Et ceux qui distinguent encore la vie et l’existence, pulsion de résolution de problèmes ou force normative d’un côté, être-pour-la-mort de l’autre, ceux qui gardent cette distinction usée jusqu’à la corde (Bergson d’un côté, puis Deleuze, puis Spinoza ( ?), Heidegger et les « post-Heideggériens » de l’autre), mais pratique, au sens faible, c’est-à-dire très utile professionnellement pour peu qu’on n’y revienne pas vraiment, ceux qui font ainsi profession de philosopher, ne l’ont pas assez lu. L’existence n’est pas le privilège que donne aux humains, même nommés autrement (Dasein) l’horizon sans cesse rappelé de leur mort. Elle est la pluralité de l’être qui jaillit dans l’évidence de ses différences : alors une pierre existe, elle aussi se tient là, dehors, elle touche le sol sans le sentir, d’un toucher sans lequel il n’y aurait aucun toucher sensible, si bien que l’existence excède la vie exactement comme la vie s’excède, dans une multiplicité indéfinie de formes vivantes et non-vivantes, non-vivantes pour les vivants et les non-vivants, dans le même monde fragile comme une peau. Tous les êtres ne naissent pas mais tous surgissent, tous ne meurent pas mais tous finissent, le monde est partance et peut finir. Réduire l’existence à la mortalité c’est manquer la vie, la réduire à la vitalité c’est la manquer tout entière, c’est ne plus savoir dire qu’un lac repose sur soi en s’appuyant sur ses bords, que la terre tremble (ce tremblement : le réel nu, son intrusion brutale dans la vie et contre la vie, qui cependant continue au-delà de lui) ; on ne peut renoncer ainsi à penser la matière solide et fragile, créatrice et destructrice. L’idéalité du sens est indissociable de sa matérialité, disait-il.
Allez savoir pourquoi l’être pulse et bat sans cesse ou pourquoi la vie nous pousse ainsi, quand même le savoir tient de cet allant, de cet élan qui le déborde de toutes parts et déborde indéfiniment, toujours, les savoirs que l’on possède, si bien que l’on reste ignorant, pauvre et proche des pauvres, au plus loin de ceux qui sont sûrs de posséder, d’être libres de pouvoir garder et pouvoir donner, et qui préfèrent garder.

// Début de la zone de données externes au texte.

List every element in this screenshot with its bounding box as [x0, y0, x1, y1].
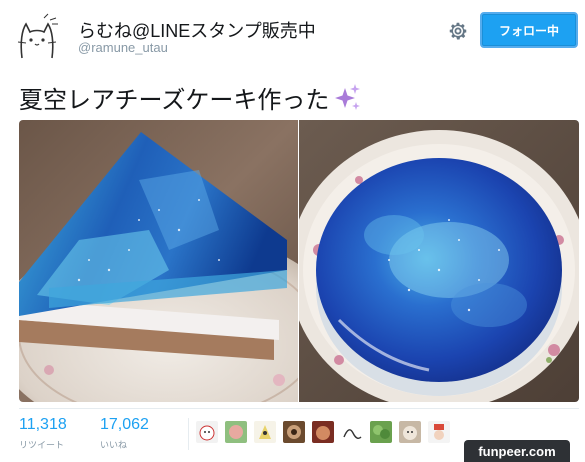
tweet-text: 夏空レアチーズケーキ作った [19, 87, 330, 114]
liker-avatar[interactable] [428, 421, 450, 443]
cheesecake-whole-photo[interactable] [299, 120, 579, 402]
liker-avatars [196, 421, 457, 443]
cheesecake-slice-photo[interactable] [19, 120, 298, 402]
divider [19, 408, 579, 409]
user-handle[interactable]: @ramune_utau [78, 40, 168, 55]
watermark: funpeer.com [464, 440, 570, 462]
cat-drawing-icon [14, 12, 62, 60]
liker-avatar[interactable] [254, 421, 276, 443]
divider [188, 418, 189, 450]
like-count-value: 17,062 [100, 416, 149, 433]
liker-avatar[interactable] [341, 421, 363, 443]
retweet-count[interactable]: 11,318 リツイート [19, 416, 67, 451]
liker-avatar[interactable] [370, 421, 392, 443]
like-count-label: いいね [100, 440, 128, 450]
like-count[interactable]: 17,062 いいね [100, 416, 149, 451]
tweet-text-container: 夏空レアチーズケーキ作った [19, 80, 363, 115]
user-avatar[interactable] [14, 12, 62, 60]
sparkles-icon [335, 83, 361, 110]
following-button[interactable]: フォロー中 [480, 12, 578, 48]
tweet-header: らむね@LINEスタンプ販売中 @ramune_utau フォロー中 [0, 0, 585, 70]
gear-icon[interactable] [447, 20, 469, 42]
tweet-media[interactable] [19, 120, 579, 402]
liker-avatar[interactable] [196, 421, 218, 443]
liker-avatar[interactable] [225, 421, 247, 443]
liker-avatar[interactable] [399, 421, 421, 443]
retweet-count-label: リツイート [19, 440, 65, 450]
retweet-count-value: 11,318 [19, 416, 67, 433]
liker-avatar[interactable] [283, 421, 305, 443]
liker-avatar[interactable] [312, 421, 334, 443]
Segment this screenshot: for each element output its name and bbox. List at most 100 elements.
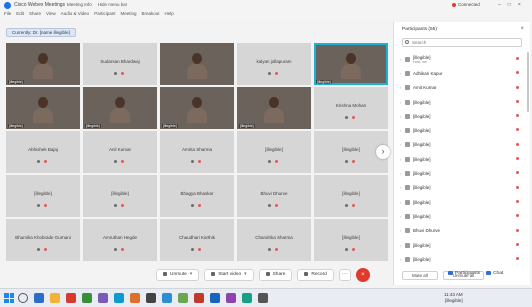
participant-list-item[interactable]: › [illegible] [400,238,525,252]
participant-tile[interactable]: [illegible] [160,87,234,129]
participant-tile[interactable]: Krishna Mohan [314,87,388,129]
participant-tile[interactable]: Bhuvi Dhurve [237,175,311,217]
participant-tile[interactable]: [illegible] [6,43,80,85]
expand-chevron-icon[interactable]: › [400,171,404,176]
participant-tile[interactable]: [illegible] [237,87,311,129]
taskbar-app-icon[interactable] [146,293,156,303]
system-tray-clock[interactable]: 11:43 AM [illegible] [444,292,463,303]
expand-chevron-icon[interactable]: › [400,200,404,205]
participant-tile[interactable] [160,43,234,85]
participant-list-item[interactable]: › [illegible] [400,152,525,166]
menu-edit[interactable]: Edit [16,11,24,16]
participant-list-item[interactable]: › [illegible] [400,209,525,223]
expand-chevron-icon[interactable]: › [400,142,404,147]
taskbar-search-icon[interactable] [18,293,28,303]
expand-chevron-icon[interactable]: › [400,214,404,219]
participant-tile[interactable]: [illegible] [83,87,157,129]
participant-list-item[interactable]: › Adhikari Kapur [400,66,525,80]
more-options-button[interactable]: ··· [338,269,351,281]
participants-toggle[interactable]: Participants [448,269,480,279]
hide-menu-bar-link[interactable]: Hide menu bar [98,2,128,7]
menu-share[interactable]: Share [29,11,41,16]
menu-view[interactable]: View [46,11,56,16]
participant-search-input[interactable] [412,39,512,46]
taskbar-app-icon[interactable] [130,293,140,303]
participant-tile[interactable]: [illegible] [314,219,388,261]
participant-tile[interactable]: Sudarsan Bhardwaj [83,43,157,85]
participant-tile[interactable]: Amruthan Hegde [83,219,157,261]
participant-list-item[interactable]: › Amit Kumar [400,81,525,95]
taskbar-app-icon[interactable] [210,293,220,303]
record-button[interactable]: Record [297,269,334,281]
share-button[interactable]: Share [258,269,293,281]
menu-breakout[interactable]: Breakout [141,11,159,16]
participant-list-item[interactable]: › [illegible] [400,138,525,152]
taskbar-app-icon[interactable] [98,293,108,303]
participant-scrollbar[interactable] [527,52,529,112]
menu-participant[interactable]: Participant [94,11,115,16]
participant-tile[interactable]: Bhumika Khobrade Gurnani [6,219,80,261]
taskbar-app-icon[interactable] [194,293,204,303]
expand-chevron-icon[interactable]: › [400,128,404,133]
active-speaker-banner[interactable]: Currently: Dr. [name illegible] [6,28,76,37]
next-page-button[interactable]: › [376,145,390,159]
participant-list-item[interactable]: › [illegible] [400,95,525,109]
expand-chevron-icon[interactable]: › [400,257,404,262]
meeting-info-link[interactable]: Meeting Info [67,2,92,7]
minimize-button[interactable]: – [498,2,501,8]
participant-list-item[interactable]: › Bhuvi Dhurve [400,224,525,238]
connection-status[interactable]: Connected [452,2,480,7]
participant-tile[interactable]: Anil Kumar [83,131,157,173]
taskbar-app-icon[interactable] [258,293,268,303]
taskbar-app-icon[interactable] [242,293,252,303]
expand-chevron-icon[interactable]: › [400,71,404,76]
menu-file[interactable]: File [4,11,11,16]
participant-tile[interactable]: Abhishek Bajaj [6,131,80,173]
taskbar-app-icon[interactable] [114,293,124,303]
participant-list-item[interactable]: › [illegible] [400,252,525,266]
unmute-button[interactable]: Unmute [156,269,200,281]
maximize-button[interactable]: □ [508,2,511,8]
expand-chevron-icon[interactable]: › [400,157,404,162]
taskbar-app-icon[interactable] [226,293,236,303]
participant-list-item[interactable]: › [illegible] [400,181,525,195]
participant-list-item[interactable]: › [illegible] [400,195,525,209]
expand-chevron-icon[interactable]: › [400,243,404,248]
participant-tile[interactable]: Amrita Sharma [160,131,234,173]
participant-tile[interactable]: Chandrika Sharma [237,219,311,261]
expand-chevron-icon[interactable]: › [400,185,404,190]
panel-close-icon[interactable]: × [520,26,524,32]
participant-list-item[interactable]: › [illegible] [400,166,525,180]
mute-all-button[interactable]: Mute all [402,271,438,280]
video-button[interactable]: Start video [204,269,254,281]
participant-tile[interactable]: Chaudhari Karthik [160,219,234,261]
participant-tile[interactable]: [illegible] [6,175,80,217]
menu-meeting[interactable]: Meeting [120,11,136,16]
taskbar-app-icon[interactable] [66,293,76,303]
taskbar-app-icon[interactable] [82,293,92,303]
chat-toggle[interactable]: Chat [486,269,503,279]
expand-chevron-icon[interactable]: › [400,114,404,119]
windows-start-icon[interactable] [4,293,14,303]
participant-tile[interactable]: [illegible] [314,43,388,85]
taskbar-app-icon[interactable] [178,293,188,303]
participant-tile[interactable]: [illegible] [83,175,157,217]
taskbar-app-icon[interactable] [34,293,44,303]
participant-list-item[interactable]: › [illegible] [400,123,525,137]
participant-list-item[interactable]: › [illegible] [400,109,525,123]
participant-list-item[interactable]: › [illegible] Host, me [400,52,525,66]
expand-chevron-icon[interactable]: › [400,57,404,62]
participant-tile[interactable]: kalyan jollapuram [237,43,311,85]
expand-chevron-icon[interactable]: › [400,100,404,105]
participant-tile[interactable]: [illegible] [6,87,80,129]
end-meeting-button[interactable]: × [355,268,370,282]
menu-help[interactable]: Help [164,11,173,16]
expand-chevron-icon[interactable]: › [400,228,404,233]
taskbar-app-icon[interactable] [50,293,60,303]
taskbar-app-icon[interactable] [162,293,172,303]
expand-chevron-icon[interactable]: › [400,85,404,90]
participant-tile[interactable]: [illegible] [314,175,388,217]
menu-audio-video[interactable]: Audio & Video [61,11,89,16]
participant-tile[interactable]: Bhagya Bhaskar [160,175,234,217]
participant-tile[interactable]: [illegible] [237,131,311,173]
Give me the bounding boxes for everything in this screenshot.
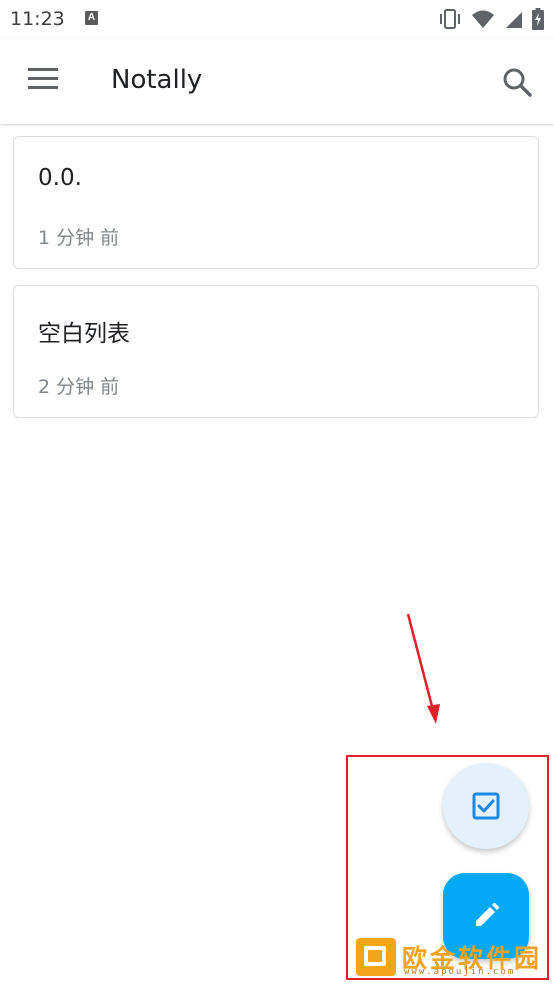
status-time: 11:23 (10, 8, 65, 30)
note-card[interactable]: 0.0. 1 分钟 前 (13, 136, 539, 269)
note-timestamp: 2 分钟 前 (38, 376, 120, 398)
app-bar: Notally (0, 38, 554, 124)
signal-icon (505, 12, 522, 28)
checklist-icon (472, 792, 500, 820)
pencil-icon (476, 902, 500, 926)
search-icon[interactable] (500, 65, 534, 99)
notification-icon: A (85, 11, 98, 25)
note-timestamp: 1 分钟 前 (38, 227, 120, 249)
status-bar: 11:23 A (0, 0, 554, 38)
menu-icon[interactable] (28, 68, 58, 90)
note-title: 0.0. (38, 165, 82, 191)
watermark: 欧金软件园 www.apoujin.com (350, 935, 550, 980)
note-card[interactable]: 空白列表 2 分钟 前 (13, 285, 539, 418)
watermark-url: www.apoujin.com (404, 967, 516, 977)
new-list-button[interactable] (443, 763, 529, 849)
note-title: 空白列表 (38, 321, 130, 347)
vibrate-icon (439, 9, 460, 29)
wifi-icon (472, 10, 495, 28)
annotation-arrow (406, 613, 440, 724)
battery-charging-icon (532, 8, 544, 30)
app-title: Notally (111, 65, 203, 95)
watermark-logo-icon (356, 938, 396, 976)
status-icons (433, 8, 544, 30)
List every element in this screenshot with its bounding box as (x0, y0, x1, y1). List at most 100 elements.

Ainsi tous les êtres, vivants et non-vivants, font sens, c’est-à-dire excèdent leur présence en la manifestant, même s’il n’y a personne pour faire de cette manifestation un paysage ou un spectacle. Il n’y a pas d’un côté l’en-soi, la pâte absurde des choses closes sur elles-mêmes, de l’autre le pour-soi libre et pourvoyeur de monde comme de significations, mais un monde où tout se manifeste, pour rien, sans pourquoi, et voilà ce qui fait toute la beauté du monde, s’excédant lui-même: le sens du monde est hors du monde disait-il après Wittgenstein, si bien que la plus grande attention au réel prend son point d’appui ailleurs, mais un ailleurs qui n’est rien sinon ce dehors vers lequel tout va.
Que serait l’art sans ce qu’il n’a pas choisi, ce qui échappe à toute perspective, et se manifeste en dehors de l’art ? Comment pourrait-il faire éclater la lueur d’un paysage ou saisir les nuances de la chair, faire naître un désir ou nous laisser, simplement, devant l’évidence des choses ? L’art : les arts, dans leur profusion incontrôlée, des mille statues de Bouddha aux graffiti sur les murs, des sonates au rap de banlieue, de la peinture à la photographie, au cinéma, aux images d’amateurs, de la poésie à la prose la plus prosaïque, l’art allant toujours au-delà de lui-même, sans que l’on puisse dire, sauf par facilité, que ce n’est plus de l’art, tant qu’il s’agit d’écouter, de voir, de sentir, les signaux du monde, humain, non-humain, vivant, non-vivant – de saisir les êtres comme autant de signaux. L’art implique, disait-il, une sensibilité spirituelle où s’éprouve qu’il y a du monde, des mondes, du faire-défaire- des-mondes, du toujours en plus et toujours en moins qu’il faut pour que ça se forme.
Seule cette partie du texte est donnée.